Hiro’a n°154 – 10 questions à : Anatauarii Leal Tamarii « Définir le potentiel de certaines vallées méconnues »
10 questions à Anatauarii Leal Tamarii
« Définir le potentiel de certaines vallées méconnues »
Des prospections archéologiques sont actuellement menées aux Marquises pour le dossier d’inscription au patrimoine mondial de l’humanité, sous le contrôle de la Direction de la culture et du patrimoine. Les résultats de ces campagnes archéologiques permettront aussi aux habitants des Marquises de mieux s’approprier leur patrimoine.
Des missions de prospections archéologiques sont actuellement menées aux Marquises pour le dossier d’inscription au patrimoine mondial de l’humanité, quel est le rôle de la Direction de la culture et du patrimoine exactement ?

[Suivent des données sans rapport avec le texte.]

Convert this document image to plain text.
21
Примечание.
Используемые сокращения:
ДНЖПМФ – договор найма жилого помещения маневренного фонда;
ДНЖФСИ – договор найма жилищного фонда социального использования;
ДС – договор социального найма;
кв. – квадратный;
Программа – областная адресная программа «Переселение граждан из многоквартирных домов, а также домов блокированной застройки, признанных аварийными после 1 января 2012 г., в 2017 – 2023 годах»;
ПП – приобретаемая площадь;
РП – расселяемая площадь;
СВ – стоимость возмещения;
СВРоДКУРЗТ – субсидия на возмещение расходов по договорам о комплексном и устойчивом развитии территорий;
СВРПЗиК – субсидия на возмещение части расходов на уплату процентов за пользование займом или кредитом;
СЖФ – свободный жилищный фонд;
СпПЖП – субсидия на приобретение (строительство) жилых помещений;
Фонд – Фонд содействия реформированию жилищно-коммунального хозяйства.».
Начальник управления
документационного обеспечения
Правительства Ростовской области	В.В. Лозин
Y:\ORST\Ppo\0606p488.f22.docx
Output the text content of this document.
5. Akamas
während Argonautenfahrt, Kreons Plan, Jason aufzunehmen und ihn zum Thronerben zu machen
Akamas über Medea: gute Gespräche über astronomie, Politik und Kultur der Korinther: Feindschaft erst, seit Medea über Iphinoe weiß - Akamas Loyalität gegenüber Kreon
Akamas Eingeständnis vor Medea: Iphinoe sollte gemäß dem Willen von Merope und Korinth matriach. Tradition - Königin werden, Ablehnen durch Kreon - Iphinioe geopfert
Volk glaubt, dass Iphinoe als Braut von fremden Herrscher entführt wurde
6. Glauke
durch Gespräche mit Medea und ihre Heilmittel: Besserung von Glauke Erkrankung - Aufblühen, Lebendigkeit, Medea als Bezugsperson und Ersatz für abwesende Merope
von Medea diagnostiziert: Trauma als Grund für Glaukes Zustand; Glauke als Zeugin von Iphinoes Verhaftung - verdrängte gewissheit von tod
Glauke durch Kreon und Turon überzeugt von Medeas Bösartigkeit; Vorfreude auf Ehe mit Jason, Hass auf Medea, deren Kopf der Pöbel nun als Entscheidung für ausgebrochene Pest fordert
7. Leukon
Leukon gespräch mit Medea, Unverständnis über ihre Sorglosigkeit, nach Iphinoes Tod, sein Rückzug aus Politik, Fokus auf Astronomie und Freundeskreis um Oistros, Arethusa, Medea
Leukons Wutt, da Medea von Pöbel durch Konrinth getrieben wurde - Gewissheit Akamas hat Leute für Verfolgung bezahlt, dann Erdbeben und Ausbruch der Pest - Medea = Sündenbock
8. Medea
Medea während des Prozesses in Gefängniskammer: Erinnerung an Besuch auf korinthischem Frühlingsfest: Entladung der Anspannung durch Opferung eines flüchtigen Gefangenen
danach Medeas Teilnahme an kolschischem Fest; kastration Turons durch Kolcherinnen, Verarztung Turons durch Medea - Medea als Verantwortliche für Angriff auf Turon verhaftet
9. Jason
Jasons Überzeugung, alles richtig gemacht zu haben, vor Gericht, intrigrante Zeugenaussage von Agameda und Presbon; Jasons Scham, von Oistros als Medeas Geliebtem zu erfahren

Suite à la mission d’accompagnement des experts du Comité des biens français du patrimoine mondial, organisée en décembre 2019, des recommandations ont été émises. Parmi celles-ci, les experts ont souligné la nécessité pour le Pays de s’inscrire dans une dynamique d’acquisition de données au travers du lancement de prospections archéologiques visant à mieux définir le potentiel de certaines vallées encore méconnues. C’est dans cette perspective précise que la DCP a commandité cette opération. Ce travail de recherches archéologiques est conduit sous le contrôle de la DCP qui, en collaboration avec les prestataires retenus, fixe la méthodologie à appliquer ainsi que les modalités d’exécution de la campagne.
Vous-même, vous revenez de la vallée de Hakaui à Nuku Hiva, que s’y est-il passé ?
Des kilomètres de marche en vallée ! Les journées filent à toute allure car nous sommes toujours en mouvement, d’une structure à l’autre, entre enregistrement des coordonnées GPS, nettoyage, reportage photographique, description et relevé des vestiges.
Qu’est-ce qu’une campagne de prospection archéologique exactement ? Comment se déroule-t-elle ?
La prospection archéologique recouvre l’ensemble des opérations visant à obtenir des informations relatives à l’occupation d’un espace délimité. Les objectifs peuvent être variés mais, dans le cadre de cette campagne, il s’agit principalement d’établir une cartographie de l’occupation ancienne de la vallée de Hakaui. D’une manière générale, les prospections s’organisent en secteurs (basse, moyenne et haute vallée) selon un maillage préalablement défini par les archéologues. Équipés de leur GPS, appareil photo et cahier de note, les archéologues parcourent ensuite la vallée dans le but de recenser l’ensemble des vestiges visibles en surface. Logiquement, la prospection archéologique est une démarche qui s’effectue en amont de la fouille, puisqu’elle permet de répondre à la question : « Où est-il pertinent de fouiller ? ».
Une prospection archéologique est actuellement menée par Émilie Perez dans la vallée de Hakaui. Qu’en attendez-vous ?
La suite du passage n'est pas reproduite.